The gaufres of the voidée survived as an important feature of eighteenth century desserts, though they were now sometimes flavoured with coffee or the ubiquitous orange flowers. They were made flat, curled, or in the form of cornets, just as they still are today. Both flat and curled wafers are represented in our dessert and can be seen in the compotiers ovales. The flat wafers were made with a pair of eighteenth century Burgundian wafering irons. In the same compotiers are bundles of canelons. These were related to wafers, but were baked in the oven. They were filled with fruit marmelades.

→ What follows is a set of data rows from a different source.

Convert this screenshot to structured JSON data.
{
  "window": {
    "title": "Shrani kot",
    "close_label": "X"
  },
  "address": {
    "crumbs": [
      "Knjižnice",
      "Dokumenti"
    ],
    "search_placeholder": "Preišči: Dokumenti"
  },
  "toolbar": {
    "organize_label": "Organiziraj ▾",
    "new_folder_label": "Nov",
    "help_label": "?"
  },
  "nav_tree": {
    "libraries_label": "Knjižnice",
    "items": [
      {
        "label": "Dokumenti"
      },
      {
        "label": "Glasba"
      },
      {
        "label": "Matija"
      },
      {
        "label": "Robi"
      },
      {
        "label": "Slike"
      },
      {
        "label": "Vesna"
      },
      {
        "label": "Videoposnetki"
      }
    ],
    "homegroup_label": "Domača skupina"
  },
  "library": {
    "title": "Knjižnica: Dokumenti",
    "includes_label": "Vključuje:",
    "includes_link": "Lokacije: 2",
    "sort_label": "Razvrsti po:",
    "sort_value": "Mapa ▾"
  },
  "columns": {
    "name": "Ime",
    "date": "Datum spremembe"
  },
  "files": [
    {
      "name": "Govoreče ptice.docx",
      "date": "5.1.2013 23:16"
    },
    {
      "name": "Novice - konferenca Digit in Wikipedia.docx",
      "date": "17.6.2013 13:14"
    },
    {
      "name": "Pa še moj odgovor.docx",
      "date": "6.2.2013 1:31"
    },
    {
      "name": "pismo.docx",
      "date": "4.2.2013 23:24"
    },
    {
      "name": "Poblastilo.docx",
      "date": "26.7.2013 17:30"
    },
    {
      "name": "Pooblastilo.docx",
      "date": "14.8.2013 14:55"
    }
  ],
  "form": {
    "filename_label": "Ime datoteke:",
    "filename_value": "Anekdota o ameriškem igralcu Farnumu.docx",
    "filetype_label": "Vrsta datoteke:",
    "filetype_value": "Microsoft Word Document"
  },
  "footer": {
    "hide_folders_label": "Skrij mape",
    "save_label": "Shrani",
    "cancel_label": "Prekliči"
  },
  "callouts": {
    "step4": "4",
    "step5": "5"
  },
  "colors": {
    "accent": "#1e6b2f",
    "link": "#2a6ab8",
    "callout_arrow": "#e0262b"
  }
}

Very simple chocolate confectionery started to appear on dessert tables at this time. Pastilles de chocolat were made of sugar pastillage paste, flavoured with grated chocolate. They were moulded into the form of almonds, beans, grains of wheat and cockle shells. There is a selection of them in the compotiers coquilles at the corners of the table. In the same plateaux are some diablotins, which are true chocolates, made from chocolate mass and sugar. They are covered in nonpareils to protect the fingers from melting chocolate. With them are some bright red pastilles in the form of peach stones -
noyaux de pêche en suprise - the suprise being an almond concealed in the centre.
A dessert of this period was not complete without a good variety of ices, the most fashionable of all sweet dishes of the period. There were a number of different types in a huge range of flavours. Liqueurs glacées, rather like granita in texture, were the oldest and most primitive and were at this period giving way to the more sophisticated neiges, fromages glacés and mousses. Neiges were rather like our modern ices, though often sweeter, and were spooned directly from the cooler (seau à glaces) into the little serving cups (tasses à glaces). These are represented on the right-hand console by the soft green neige de pistachio, the bright pink glace de épine-vinette (barberry) and the creamy glace au pain de seigle (rye bread), the precursor of the brown bread ice so popular today. Various flavours were frozen in pewter and lead moulds to create novely ices in the form of fruits (fruits glacés), vegetables, cuts of meat and even animals. Fake biscuits and canelons moulded in ice cream were also very popular at this period. Powder colours were usually painted onto the inside of the moulds before the ice cream mixture was spooned in. We have used surviving pewter moulds of this type to create the replica fruits glacés on the left-hand console, which include a melon, pears, apples, apricots and pineapples. The asparagus ices are made from a mould identical to one illustrated in Gillier's Cannameliste of 1750. The craze for these shaped ices survived well into the twentieth century, until concern with a possible threat to health from the lead in the moulds made them unfashionable. Fromages glacés were rich custard ices frozen in moulds in the shape of cheeses. Mousses were lightly frozen creams, popular flavours being vanilla, saffron and ambergris.
The manufacture of strong liqueurs for the dessert was one of the officier's most important duties. Many of those popular in the eightenth century have not survived and their names have an unfamiliar ring today. Rossolì, distilled from the bog plant sundew, was popular for its reputation as an aphrodisiac and its bright golden colour, while populo was a potent concoction flavoured with orange flowers and pommes de reinette. Angélique too, was flavoured with the ubiquitous orange flowers, but in addition had a hint of citron and sweet sedge. The most surprising of all was escubac d'Angleterre, a kind of counterfeit whisky. It was flavoured with liquorice and cardamoms and sweetened with fruit sugar from dates and figs.
Literature:Ivan Day, 'Sculpture for the Eighteenth-Century Garden Dessert' in Food in the Arts (Ed. Harlan Walker) Prospect Books 1999.